Carmen Merino
[Canarias7, 15 de junio de 2006]
El Estado garantiza la realización efectiva del principio de solidaridad consagrado en el artículo 2 de la Constitución, velando por el establecimiento de un equilibrio económico, adecuado y justo entre las diversas partes del territorio español, y atendiendo en particular a las circunstancias del hecho insular. Así reza el punto 1 del artículo 138 (título VIII, capítulo I sobre la Organización Territorial de Estado) de la Constitución Española. Y a no ser que la solidaridad sólo quepa entenderla a efectos económicos -una visión en extremo mercantilista de las relaciones entre los distintos territorios de un mismo país-, el Gobierno central socialista está dispuesto a arramblar con el mencionado precepto estatutario en una próxima reforma y ha decidido realizar un ensayo de su desaparición con la Comunidad Autónoma de Canarias.
Sólo así cabe explicarse la pretensión de que sea Canarias la que se ocupe en el Consejo Superior de Inmigración de reclamar solidaridad a las restantes comunidades autónomas para la acogida de menores inmigrantes irregulares que arriban a las costas canarias y no pueden ser repatriados a sus respectivos países. ¿Con qué autoridad?, ninguna. ¿Con qué probabilidades de éxito?, escasas, si no nulas.
Si el Gobierno central socialista quiere quitarse un problema de encima se entiende su actitud. Y si lo que pretende es poner en un aprieto a la Comunidad Autónoma de Canarias, que ostenta, al igual que las restantes autonomías, las competencias del menor, sabe lo que está haciendo. Pero en ningún caso esa es una actitud que se corresponda con la responsabilidad en un asunto que ha tenido un carácter sobrevenido para las comunidades autónomas y que se deriva de un problema de fronteras de España y la Unión Europea, como muy bien recordó ayer Adán Martín.

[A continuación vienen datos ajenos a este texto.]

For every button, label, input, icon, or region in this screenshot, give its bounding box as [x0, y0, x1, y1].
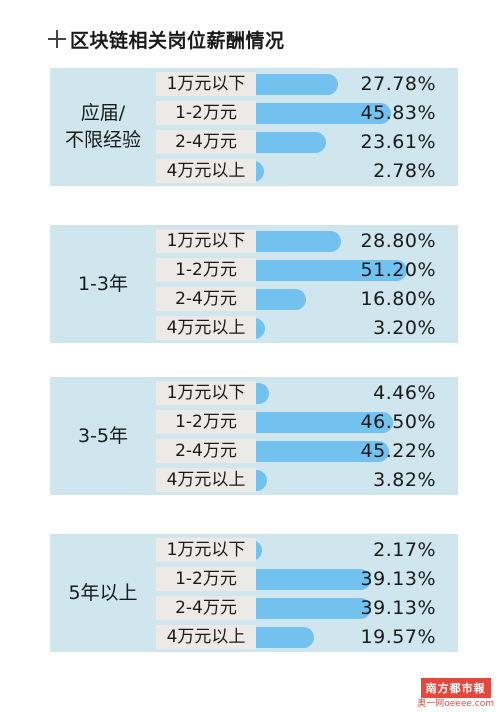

Pero hay más. No sólo porque las autonomías, a excepción de Cataluña que está mejor organizada, están haciendo de tripas corazón con la Ley del Menor que les endilgó irresponsablemente el Gobierno de Aznar sin dotación presupuestaria y sin que contaran con técnicos ni equipos preparados para asumir una competencia de tal complejidad y alcance social. [Esta es una cuestión que en el caso canario debería valorar muy cuidadosamente el Estado, porque el nivel de conflictividad de los centros de menores y sus condiciones ya es de por sí alarmante pese a los esfuerzos de todos los responsables del área por reconducir la situación].
También porque si el Estado no nos sirve para garantizar todas las versiones de la solidaridad que pueden requerir sucesivamente territorios con distintas realidades territoriales, económicas y sociales, y por tanto intereses dispares, cada vez serán más los que se pregunten para qué queremos esta clase de Estado que, cuando vienen mal dadas, mira hacia otro lado. Que cada palo aguante su vela no rima ni con la justicia ni con el talante. Ni con la necesaria cohesión de una nación.